L[u] = (\partial^2/\partial{t^2} - c^2(x)\partial^2/\partial{x^2})[u],

where L is applied to the transverse response u = u(x,t) which give us the *place* occuped for any particule of the vibrating string at any time.

As far as c^2(x) = T_0/\rho(x), it is interpreted as the ratio between the initial string tension and the linear variable density of the string, which is assumed an unidimensional, flexible continuum media as well as small strains, i.e. e<<1. I don't want to do my explanation so large, as this PDE appears in any book about elementary continuum mechanics. (as well as the inherent assumed assumptions)

>Energy form etc. should give you this

Energy form?

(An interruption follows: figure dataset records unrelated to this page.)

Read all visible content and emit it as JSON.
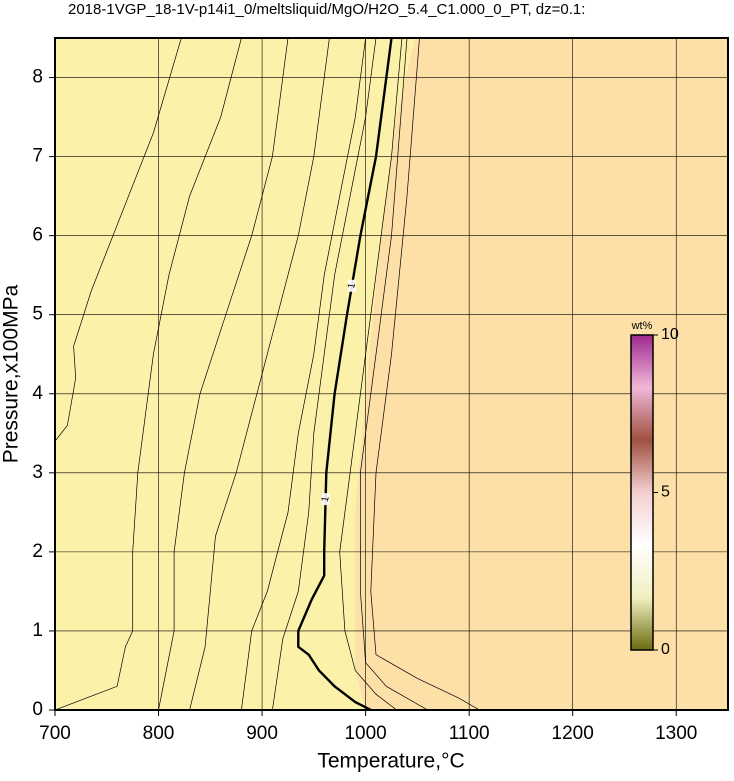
{
  "chart_data": {
    "type": "contour",
    "title": "2018-1VGP_18-1V-p14i1_0/meltsliquid/MgO/H2O_5.4_C1.000_0_PT, dz=0.1:",
    "x_label": "Temperature,°C",
    "y_label": "Pressure,x100MPa",
    "xlim": [
      700,
      1350
    ],
    "ylim": [
      0,
      8.5
    ],
    "xticks": [
      700,
      800,
      900,
      1000,
      1100,
      1200,
      1300
    ],
    "yticks": [
      0,
      1,
      2,
      3,
      4,
      5,
      6,
      7,
      8
    ],
    "grid": true,
    "background": "#fcf1a9",
    "regions": [
      {
        "color": "#fddfa8",
        "x": [
          1000,
          990,
          990,
          1000,
          1015,
          1030,
          1048,
          1350,
          1350
        ],
        "y": [
          0,
          0.5,
          2.5,
          4,
          6,
          7.5,
          8.5,
          8.5,
          0
        ]
      }
    ],
    "contours": [
      {
        "x": [
          700,
          712,
          720,
          718,
          735,
          765,
          795,
          822
        ],
        "y": [
          3.4,
          3.6,
          4.2,
          4.6,
          5.3,
          6.3,
          7.3,
          8.5
        ]
      },
      {
        "x": [
          700,
          740,
          760,
          768,
          775,
          775,
          780,
          795,
          810,
          830,
          860,
          880
        ],
        "y": [
          0,
          0.2,
          0.3,
          0.8,
          1,
          2,
          3,
          4.5,
          5.5,
          6.5,
          7.5,
          8.5
        ]
      },
      {
        "x": [
          800,
          815,
          815,
          825,
          840,
          865,
          890,
          910,
          925
        ],
        "y": [
          0,
          1,
          2,
          3,
          4,
          5,
          6,
          7,
          8.5
        ]
      },
      {
        "x": [
          830,
          845,
          850,
          855,
          875,
          895,
          915,
          935,
          950,
          965
        ],
        "y": [
          0,
          0.8,
          1.5,
          2.2,
          3,
          4,
          5,
          6,
          7,
          8.5
        ]
      },
      {
        "x": [
          880,
          890,
          905,
          925,
          935,
          950,
          960,
          975,
          990,
          1000
        ],
        "y": [
          0,
          1,
          1.5,
          2.5,
          3.5,
          4.5,
          5.5,
          6.5,
          7.5,
          8.5
        ]
      },
      {
        "x": [
          910,
          920,
          935,
          945,
          950,
          960,
          970,
          985,
          1000,
          1010
        ],
        "y": [
          0,
          0.9,
          1.5,
          2.5,
          3.5,
          4.5,
          5.5,
          6.5,
          7.5,
          8.5
        ]
      },
      {
        "x": [
          1030,
          1010,
          990,
          980,
          975,
          985,
          995,
          1005,
          1015,
          1025,
          1035
        ],
        "y": [
          0,
          0.2,
          0.5,
          1,
          2,
          3,
          4,
          5,
          6,
          7,
          8.5
        ]
      },
      {
        "x": [
          1060,
          1020,
          1000,
          995,
          995,
          1010,
          1025,
          1040
        ],
        "y": [
          0,
          0.3,
          0.6,
          1.5,
          3,
          4.5,
          6,
          8.5
        ]
      },
      {
        "x": [
          1110,
          1090,
          1050,
          1010,
          1005,
          1010,
          1025,
          1040,
          1052
        ],
        "y": [
          0,
          0.15,
          0.4,
          0.7,
          1.5,
          3,
          4.5,
          6.5,
          8.5
        ]
      },
      {
        "label": "1",
        "bold": true,
        "x": [
          1025,
          1010,
          995,
          982,
          970,
          962,
          960,
          960,
          948,
          935,
          935,
          945,
          955,
          970,
          990,
          1005
        ],
        "y": [
          8.5,
          7,
          6,
          5,
          4,
          3,
          2,
          1.7,
          1.4,
          1.0,
          0.8,
          0.7,
          0.5,
          0.3,
          0.1,
          0
        ]
      }
    ],
    "colorbar": {
      "label": "wt%",
      "lim": [
        0,
        10
      ],
      "ticks": [
        0,
        5,
        10
      ],
      "colors": [
        "#6b6b10",
        "#f2f0c0",
        "#ffffff",
        "#f4d0d0",
        "#a05040",
        "#f0b8d8",
        "#a02890"
      ]
    }
  }
}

What is that? Energy equation? I don't like it! I prefer use Euler-Poisson equation(a.ka. specialized Newton's Eq. for a continuum) since the little string cross section, (l>>d) enables us to disregard any shear force against the longitudinal tension of the string.

So that the problem about initial and boundary values

\partial^2{u}/\partial{t^2} - c^2(x)\partial^2{u}/\partial{x^2}= f(x,t), x\in (0,l), t>0,

u(x,0) = f(x),

\partial{u}/\partial{t}(x,0) = g(x),

and

u(0,t) = u(l,t) = 0,

1.- It is well-posed.

2.- Enjoys existence and uniqueness.

So my dear meylan: I am fairly sure my equation *is not wrong*.

Regards,

perucho

## Re: Equations

I now understand that your problem has variable density but constant elasticity. I missed this point and was thinking of the more general string. It might be worthwhile adding this equation in as I may not be the only one who makes this mistake. Also, it might be good to point out that you have divided by density so the forcing function is dependent on this variable density.

## Re: Equations

Hi meylan,

>I now understand that your problem has variable density but constant elasticity.

-Yes, in my entry I'm discussing a perfectly alastic string. But also it is possible to study another mathematical models like for instance a Maxwellian (viscoelastic) model (I wrote a paper about this matter). Indeed all depends about the assumed *constitutive equation* which is an experimental-empirical relation or an equation developed by the rational observation about the behavior of the string's material properties. You may assume constitutive functionals so general as

T(s,t) = L(e(s,t),s),

where T(s,t) is the generic string's tension, e(s,t) the strain (deformation) function and "s" is a parameter (usually the arc length). However, such general cases imply advanced numerical methods, a lot of programmation and the adoption of finite elements, perturbations, potential boundary value or discretisation.

In my paper I could get an exact solution for a non-Hookean model under certain restrictive conditions, obtaining a PDE with variable coefficients which was reduced to two ODEs once made suitable transformations; one of which was solved by Fourier-Bessel technique, and the another one was reduced to a Sturm-Liouville problem . General solution was represented by a series given by a linear (infinite) combination of the eigenfunctions and its correspondent eigenvalues.

>Also, it might be good to point out that you have divided by density so the forcing function is dependent on this variable density.

-Well, after of some working one arrives to the PDE

\rho(x).\partial^2{u}/\partial{x^2} - T_0.\partial^2{u}/\partial{t^2} = \rho(x).f(x,t). (1)

So, what you call "forcing function" is simply dividing (1) by \rho(x), and renaming T_0/\rho(x) = c^2(x).

perucho

## Re: Equations

Thanks for this. My area is water waves and we obtain a similar equation for shallow water waves in variable depth, except that the depth term appears exactly in the way I suggested the density should for a string. This is what made me think your equations were wrong.